A revival of religious fervor, 1744
A Spotlight on a Primary Source by Thomas Prince
The Christian History was a revivalist periodical founded by the Boston clergyman Thomas Prince in 1743 to report on the religious revivals sweeping across Europe and the United States. It was the first Christian periodical published in the United States, but lasted only two years. The revivals of that period were ignited by Jonathan Edwards, whose theology sparked renewed enthusiasm and emphasized human depravity, divine omnipotence, and a personal relationship with God. This period is often referred to as the “First Great Awakening,” although the term “Great Awakening” wasn’t broadly used to describe the religious revivals that took place in the American colonies until the 1842 publication of Reverend Joseph Tracy’s book of that title.
As Prince traveled from church to church in New England to preach, he recorded the reactions of the various congregations in his periodical. This June 1744 issue of the journal comments on the evangelical spirit present in Connecticut.

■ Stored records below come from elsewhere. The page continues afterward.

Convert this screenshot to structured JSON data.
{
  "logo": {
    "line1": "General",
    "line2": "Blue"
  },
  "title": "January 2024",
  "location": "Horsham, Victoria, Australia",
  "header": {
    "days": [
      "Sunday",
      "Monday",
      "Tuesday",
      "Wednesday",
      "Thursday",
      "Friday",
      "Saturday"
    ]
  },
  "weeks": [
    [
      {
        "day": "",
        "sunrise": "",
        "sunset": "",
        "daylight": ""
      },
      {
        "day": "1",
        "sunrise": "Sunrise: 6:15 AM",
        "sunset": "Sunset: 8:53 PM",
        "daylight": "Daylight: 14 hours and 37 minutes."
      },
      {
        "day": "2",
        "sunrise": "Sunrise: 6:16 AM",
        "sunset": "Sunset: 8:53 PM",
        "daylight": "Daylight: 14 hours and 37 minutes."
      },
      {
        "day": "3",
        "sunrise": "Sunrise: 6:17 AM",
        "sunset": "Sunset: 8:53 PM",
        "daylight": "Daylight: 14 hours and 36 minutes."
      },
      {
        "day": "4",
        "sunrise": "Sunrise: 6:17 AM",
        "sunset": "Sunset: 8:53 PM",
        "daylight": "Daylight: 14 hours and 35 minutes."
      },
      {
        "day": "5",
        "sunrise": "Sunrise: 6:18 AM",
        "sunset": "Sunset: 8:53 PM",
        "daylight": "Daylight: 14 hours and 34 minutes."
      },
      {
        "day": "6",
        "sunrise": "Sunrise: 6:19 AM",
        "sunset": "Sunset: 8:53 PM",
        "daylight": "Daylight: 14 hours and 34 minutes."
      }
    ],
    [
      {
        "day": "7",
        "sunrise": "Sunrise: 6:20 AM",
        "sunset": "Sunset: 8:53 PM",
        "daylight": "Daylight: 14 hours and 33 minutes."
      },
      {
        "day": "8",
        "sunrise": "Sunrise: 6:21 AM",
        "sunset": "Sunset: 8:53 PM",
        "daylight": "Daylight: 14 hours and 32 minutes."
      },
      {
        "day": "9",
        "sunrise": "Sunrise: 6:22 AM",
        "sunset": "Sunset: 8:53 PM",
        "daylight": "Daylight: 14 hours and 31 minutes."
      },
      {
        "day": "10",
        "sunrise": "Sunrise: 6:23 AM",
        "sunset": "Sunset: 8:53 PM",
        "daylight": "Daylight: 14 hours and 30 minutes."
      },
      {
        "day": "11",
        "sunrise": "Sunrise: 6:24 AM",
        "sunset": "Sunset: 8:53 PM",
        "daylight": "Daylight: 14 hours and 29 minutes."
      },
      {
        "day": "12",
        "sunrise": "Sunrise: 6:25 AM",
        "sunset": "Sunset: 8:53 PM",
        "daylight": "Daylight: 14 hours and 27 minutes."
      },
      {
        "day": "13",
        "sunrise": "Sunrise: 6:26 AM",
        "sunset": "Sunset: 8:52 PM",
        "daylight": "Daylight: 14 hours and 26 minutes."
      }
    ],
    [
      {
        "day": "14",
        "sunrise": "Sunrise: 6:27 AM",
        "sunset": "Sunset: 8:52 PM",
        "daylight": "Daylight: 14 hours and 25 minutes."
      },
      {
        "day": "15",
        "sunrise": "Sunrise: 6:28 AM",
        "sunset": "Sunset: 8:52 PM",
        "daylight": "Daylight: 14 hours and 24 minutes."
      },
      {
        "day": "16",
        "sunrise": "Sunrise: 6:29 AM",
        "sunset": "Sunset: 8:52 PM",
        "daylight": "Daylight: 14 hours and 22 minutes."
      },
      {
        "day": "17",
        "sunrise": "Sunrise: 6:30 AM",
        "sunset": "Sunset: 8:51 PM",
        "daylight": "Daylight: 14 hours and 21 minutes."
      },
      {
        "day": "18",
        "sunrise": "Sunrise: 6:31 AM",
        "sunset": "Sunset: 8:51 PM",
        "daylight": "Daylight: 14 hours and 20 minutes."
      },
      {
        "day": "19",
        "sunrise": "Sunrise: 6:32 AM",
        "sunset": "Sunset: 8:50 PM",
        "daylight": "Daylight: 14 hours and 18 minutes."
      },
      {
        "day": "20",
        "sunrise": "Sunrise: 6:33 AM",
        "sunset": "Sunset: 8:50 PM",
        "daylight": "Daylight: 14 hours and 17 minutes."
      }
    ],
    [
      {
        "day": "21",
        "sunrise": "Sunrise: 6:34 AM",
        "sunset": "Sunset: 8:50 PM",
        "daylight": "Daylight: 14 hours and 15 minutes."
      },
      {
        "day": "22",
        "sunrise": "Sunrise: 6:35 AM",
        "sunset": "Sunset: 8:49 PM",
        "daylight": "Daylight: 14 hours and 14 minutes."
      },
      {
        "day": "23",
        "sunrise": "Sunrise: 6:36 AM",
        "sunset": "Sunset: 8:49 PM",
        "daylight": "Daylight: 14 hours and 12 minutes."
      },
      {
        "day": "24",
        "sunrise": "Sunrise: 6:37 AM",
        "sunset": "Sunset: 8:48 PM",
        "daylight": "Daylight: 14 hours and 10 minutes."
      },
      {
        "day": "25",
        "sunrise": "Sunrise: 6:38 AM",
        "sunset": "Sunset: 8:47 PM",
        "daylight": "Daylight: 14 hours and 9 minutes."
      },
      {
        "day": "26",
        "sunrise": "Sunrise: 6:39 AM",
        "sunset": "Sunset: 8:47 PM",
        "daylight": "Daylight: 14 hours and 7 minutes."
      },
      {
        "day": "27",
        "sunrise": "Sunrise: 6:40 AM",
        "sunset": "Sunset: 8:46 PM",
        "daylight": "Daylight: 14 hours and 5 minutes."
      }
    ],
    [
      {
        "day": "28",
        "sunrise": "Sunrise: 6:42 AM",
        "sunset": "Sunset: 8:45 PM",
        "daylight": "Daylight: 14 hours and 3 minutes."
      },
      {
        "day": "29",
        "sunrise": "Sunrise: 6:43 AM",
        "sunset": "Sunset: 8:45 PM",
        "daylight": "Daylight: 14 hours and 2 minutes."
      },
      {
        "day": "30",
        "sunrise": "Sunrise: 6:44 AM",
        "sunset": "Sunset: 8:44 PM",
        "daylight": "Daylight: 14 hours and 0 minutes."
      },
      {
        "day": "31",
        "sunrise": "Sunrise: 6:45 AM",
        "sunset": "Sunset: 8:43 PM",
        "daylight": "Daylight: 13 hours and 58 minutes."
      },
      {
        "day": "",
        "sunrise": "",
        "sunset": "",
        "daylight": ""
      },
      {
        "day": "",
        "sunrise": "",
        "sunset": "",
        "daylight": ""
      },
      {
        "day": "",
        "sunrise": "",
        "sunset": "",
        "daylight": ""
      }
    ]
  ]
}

June the 15th, I rode out to Mr. Throop’s a new Society in Norwich, and preach’d one Sermon for him, to a full Assembly. There seem’d to be a great listning to the Word; great Concern appear’d in the Countenances of many; a great Number were in Tears, and several cried out: Some fainted away, and one or two rag’d. After the Sermon was over I took Pains to find out the Spring of that Distress which appeared in many Instances, and I think, they gave Grounds to judge it was from Conviction of Sin; except those Instances that were distress’d with their out-rageous Passions.